Saturday, August 1, 2009

Wooden Boats

Several years ago, DH wanted to build a boat after buying a wooden boat book at the L.L. Bean store in Maine. Therefore, he went to the garage with very few tools, no space, skimpy budget, and spent the winter steaming, bending, nailing and fiber glassing a 16-foot cedar lathe canoe on an oak frame. He made a beautiful boat that cut through the water like a sharp blade. We did not use it very many times though since in Ozark streams our aluminum one worked better for fishing. With a square stern and being a foot longer, it was more stable.
DH grew up on a Kansas farm where he dreamed of boats. On summer days when he had free time, he built small balsawood or paper crafts and took them to Flat Rock Creek that hugged the edge of the family farm. There he sailed them, dreaming of someday building and sailing his own boats. Meanwhile, I grew up only a few miles away and had an innate fear of water. Yet in our marriage, I swallowed most of the fear and tried to support him in his dreams by canoeing and fishing.
So he decided to sell the wooden canoe and build another bigger wooden boat. We put an ad in the paper and on Craig’s list, but no calls came. Yesterday morning we set the canoe in the front yard with a For Sale sign, although we thought it would be hard to sell an expensive item of special interest that way. Before we had finished our first cup of tea on the deck, we heard truck doors slamming and saw men checking it out. One after another, they stopped on their way to work, pricing and dreaming of their own exploits in the watercraft. The canoe sold in thirty minutes!

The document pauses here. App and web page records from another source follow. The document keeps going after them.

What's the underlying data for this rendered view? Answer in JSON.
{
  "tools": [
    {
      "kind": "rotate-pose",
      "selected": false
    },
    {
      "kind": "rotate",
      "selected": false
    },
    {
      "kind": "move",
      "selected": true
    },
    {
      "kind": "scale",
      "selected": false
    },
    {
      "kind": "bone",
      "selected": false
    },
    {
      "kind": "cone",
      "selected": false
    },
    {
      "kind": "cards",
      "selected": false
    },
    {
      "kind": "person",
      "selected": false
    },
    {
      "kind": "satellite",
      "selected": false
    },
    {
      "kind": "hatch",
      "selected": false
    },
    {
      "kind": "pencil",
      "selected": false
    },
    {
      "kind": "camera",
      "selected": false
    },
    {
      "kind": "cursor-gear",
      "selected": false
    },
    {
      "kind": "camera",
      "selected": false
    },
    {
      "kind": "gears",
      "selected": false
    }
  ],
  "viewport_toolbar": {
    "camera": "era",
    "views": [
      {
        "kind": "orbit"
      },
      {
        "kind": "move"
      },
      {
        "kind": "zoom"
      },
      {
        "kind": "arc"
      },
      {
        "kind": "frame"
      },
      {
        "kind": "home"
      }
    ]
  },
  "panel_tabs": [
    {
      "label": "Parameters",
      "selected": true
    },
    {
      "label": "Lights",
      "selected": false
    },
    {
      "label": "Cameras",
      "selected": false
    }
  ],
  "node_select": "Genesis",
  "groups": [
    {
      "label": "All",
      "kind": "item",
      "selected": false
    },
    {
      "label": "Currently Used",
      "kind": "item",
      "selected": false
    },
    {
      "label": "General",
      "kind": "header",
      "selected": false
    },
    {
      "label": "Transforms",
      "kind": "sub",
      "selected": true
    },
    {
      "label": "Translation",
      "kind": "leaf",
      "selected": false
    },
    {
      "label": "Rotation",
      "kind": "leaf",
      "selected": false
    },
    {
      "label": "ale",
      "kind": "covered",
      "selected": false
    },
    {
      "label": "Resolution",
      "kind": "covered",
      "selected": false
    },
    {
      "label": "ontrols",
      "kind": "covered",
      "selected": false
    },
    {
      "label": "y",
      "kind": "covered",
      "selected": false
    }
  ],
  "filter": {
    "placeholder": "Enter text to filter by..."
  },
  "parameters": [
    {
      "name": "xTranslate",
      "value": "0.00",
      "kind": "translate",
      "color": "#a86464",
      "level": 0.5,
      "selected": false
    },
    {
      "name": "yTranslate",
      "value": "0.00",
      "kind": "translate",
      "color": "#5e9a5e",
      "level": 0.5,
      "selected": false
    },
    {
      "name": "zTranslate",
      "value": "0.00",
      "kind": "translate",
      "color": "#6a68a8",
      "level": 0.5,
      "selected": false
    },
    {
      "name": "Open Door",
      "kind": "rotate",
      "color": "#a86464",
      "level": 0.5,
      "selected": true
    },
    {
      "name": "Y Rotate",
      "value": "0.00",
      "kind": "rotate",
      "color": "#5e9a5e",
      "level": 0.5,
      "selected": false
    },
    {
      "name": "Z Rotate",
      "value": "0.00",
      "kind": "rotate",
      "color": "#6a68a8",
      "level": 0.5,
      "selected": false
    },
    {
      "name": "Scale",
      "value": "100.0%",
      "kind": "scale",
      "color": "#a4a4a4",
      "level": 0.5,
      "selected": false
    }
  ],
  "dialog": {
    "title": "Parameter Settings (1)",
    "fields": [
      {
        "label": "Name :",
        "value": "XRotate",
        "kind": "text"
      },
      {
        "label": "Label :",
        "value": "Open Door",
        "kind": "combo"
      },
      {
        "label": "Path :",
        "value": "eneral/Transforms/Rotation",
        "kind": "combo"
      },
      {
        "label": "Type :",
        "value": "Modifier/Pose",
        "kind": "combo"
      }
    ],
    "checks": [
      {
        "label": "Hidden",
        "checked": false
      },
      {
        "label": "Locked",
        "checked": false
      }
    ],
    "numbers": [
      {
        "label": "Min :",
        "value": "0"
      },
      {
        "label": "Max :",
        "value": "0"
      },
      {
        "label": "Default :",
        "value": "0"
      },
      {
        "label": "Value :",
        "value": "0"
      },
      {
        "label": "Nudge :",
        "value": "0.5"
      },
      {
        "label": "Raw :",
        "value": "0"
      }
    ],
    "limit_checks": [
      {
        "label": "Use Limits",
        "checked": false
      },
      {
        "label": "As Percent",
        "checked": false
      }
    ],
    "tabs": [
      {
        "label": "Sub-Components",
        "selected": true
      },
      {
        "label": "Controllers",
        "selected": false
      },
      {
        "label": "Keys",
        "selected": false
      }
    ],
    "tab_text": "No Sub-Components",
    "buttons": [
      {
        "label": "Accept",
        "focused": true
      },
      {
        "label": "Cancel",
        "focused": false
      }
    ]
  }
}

The man who bought the cedar canoe is building a large cabin on Table Rock Lake. He wanted to hang the watercraft as cabin d├ęcor rather than float it. He wants to use it over a pool table where he hopes workers can insert electrical work so the canoe actually lights up the game space. It is a little hard to think of this beautiful piece dry-docked. Meanwhile, DH dreams again of boat building.